Catherine Graham has created a luminous homage to family, to cancer and to the strange windings of truth. Swimming through time and space, Graham introduces her mother, her father and herself and the cancers that pull them apart and bring them together. Memories mesh with visitations and multiple stories unfold of pain and loss, hidden tragedy, forgiveness and growth. With an otherworldly delicacy Graham stitches it all together to create a book-length lyric essay of lingering and profound beauty, a paean to the complexity of love and survival.
Jennifer Geraedts wrote:
"Catherine Graham’s seventh book of poetry is an intricate reverie, in poetry and prose, which floats back and forth in time and between memories, dreams and reflections.
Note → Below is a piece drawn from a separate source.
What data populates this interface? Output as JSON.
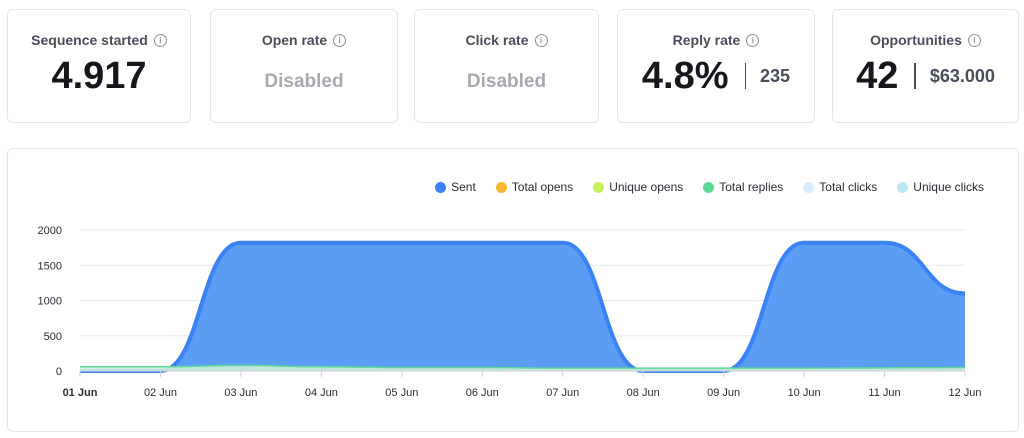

It’s an attempt by the Toronto poet and novelist to come to terms with the forces shaping her life, particularly the early loss of her parents (her mother from cancer, her father in a car accident). “Parents die in the world/but they never die in their children,” she writes. Another major trauma is her own diagnosis of cancer and “the danger-cure” of treatment. Graham is an accomplished lyric poet, and it’s the recurrent images and metaphors that carry the greatest emotional weight. One of these recurring metaphors is the quarry near her childhood home in southern Ontario. In the final passage, it becomes symbolic of a sense of resolution, as Graham recalls swimming there: “Swim back to the girl you were swimming forward … Soon you’ll reach the other side.”
“This might be shelved in poetry, but it’s essay and mystery and grief and healing and love too. Graham has a spiraling way of writing that is mesmerizing. With each revisit of a fact or feeling, more is revealed. Everything about this book is perfect – word choice, pacing, even the presentation on the page.”